Early Saturday morning, my husband's best friend (whom we will call MD) decided to descend over a steep ridge on his snowmobile. The snow was fresh and heavy, the day was beautiful. Immediately, he broke off an avalanche behind him. Before he probably literally even knew what was happening, the force of the snow gathering strength behind him snapped his neck and then ragdolled him through the rocks (breaking his ribs and both legs), and on through to the bowl (ie, a valley) where it buried him in four feet of snow.
The friend who went with him had to go a different route down to get to him, but it was too late. MD was dead. The mountain had claimed him.
I live in a small town. Everyone knows everyone. MD used to go visit my dad and stay up late, drinking and talking. My husband went to school with MD's girlfriend of ten years. That night, the friend who had been there, my husband, and I drove MD's truck home for him. His body had to stay the night on the mountain, as conditions were too treacherous to get him out. The night was cold, the sky black and starry. Funny how even when you know it's just a body, you feel sickened that it has to stay all alone with no one that loves it.
While MD's girlfriend broke down, I took their three-year-old son downstairs to play to distract him. He didn't know what had happened yet. Every toy, every book, he showed me was connected to his dad. MD stayed home with the boy while the girlfriend worked. His whole world was gone, and he didn't even know it yet.
My husband does not cry. I have seen him cry once, briefly at a funeral, in the ten years we have been together. He has been a tearful mess. I have been a tearful mess.
My husband went down with two other friends early yesterday (Sunday) morning to watch the sunrise with their friend before the helicopter came to get him off the mountain. They said their good-byes and dug out his sled.
These are the times when one's non-faith is tested, yes? When you know there's no one to listen to your prayers and that your dead has no warm retirement-state-like shangri-la to float off to as an afterlife. They are just dead. Our lives are just precious little blinks that so few see. It's amazing. It's terrible.

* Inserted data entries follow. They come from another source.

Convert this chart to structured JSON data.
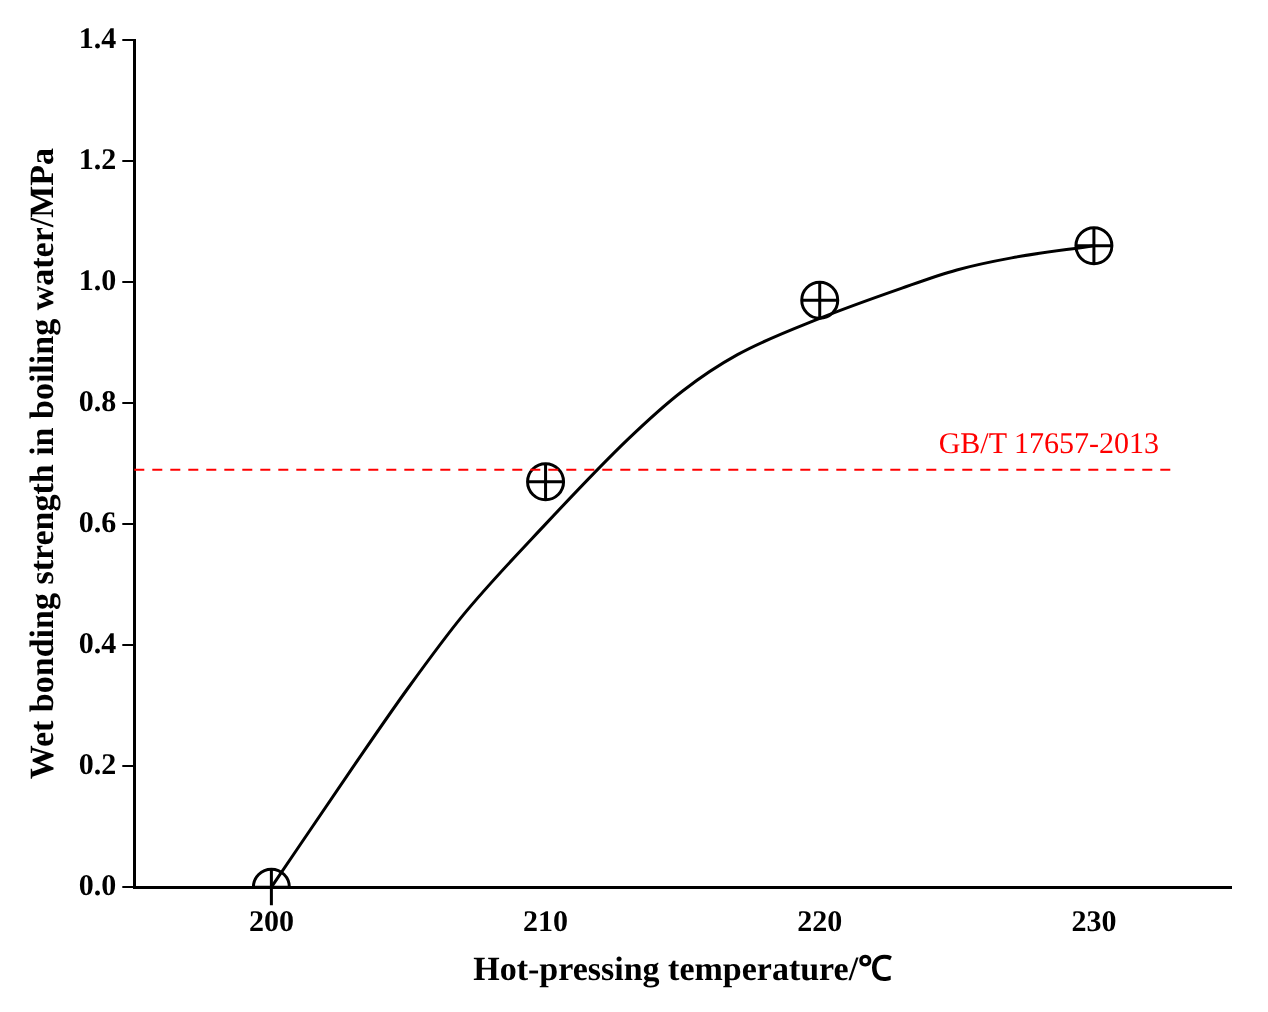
{
  "chart_data": {
    "type": "scatter",
    "xlabel": "Hot-pressing temperature/℃",
    "ylabel": "Wet bonding strength in boiling water/MPa",
    "series": [
      {
        "color": "#000000",
        "x": [
          200,
          210,
          220,
          230
        ],
        "values": [
          0,
          0.67,
          0.97,
          1.06
        ],
        "marker": "circle"
      },
      {
        "type": "line",
        "color": "#000000",
        "x": [
          200,
          203,
          205,
          207,
          210,
          213,
          215,
          217,
          220,
          223,
          225,
          227,
          230
        ],
        "values": [
          0,
          0.2,
          0.33,
          0.45,
          0.6,
          0.74,
          0.82,
          0.88,
          0.94,
          0.99,
          1.02,
          1.04,
          1.06
        ],
        "marker": "none"
      }
    ],
    "xlim": [
      195,
      235
    ],
    "xticks": [
      200,
      210,
      220,
      230
    ],
    "ylim": [
      0,
      1.4
    ],
    "yticks": [
      {
        "value": 0,
        "label": "0.0"
      },
      0.2,
      0.4,
      0.6,
      0.8,
      {
        "value": 1,
        "label": "1.0"
      },
      1.2,
      1.4
    ],
    "ref_lines": [
      {
        "axis": "y",
        "value": 0.69,
        "label": "GB/T 17657-2013",
        "color": "#ff0000",
        "line_style": "dashed"
      }
    ],
    "grid": false,
    "legend": false
  }
}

MD was thirty-two. I don't worry about death. We all blink out like candles eventually. When we weren't sure how the sequence of events had played out, I did worry he had suffered. I worried he had been hurt, and then he had been buried under snow and had died afraid and cold and unable to breathe. As it is, his last thought was probably one of adrenaline and bliss as he just barely rocketed off a mountainside before being silenced forever.
Good-bye, MD. You were important enough to make a mountain shake.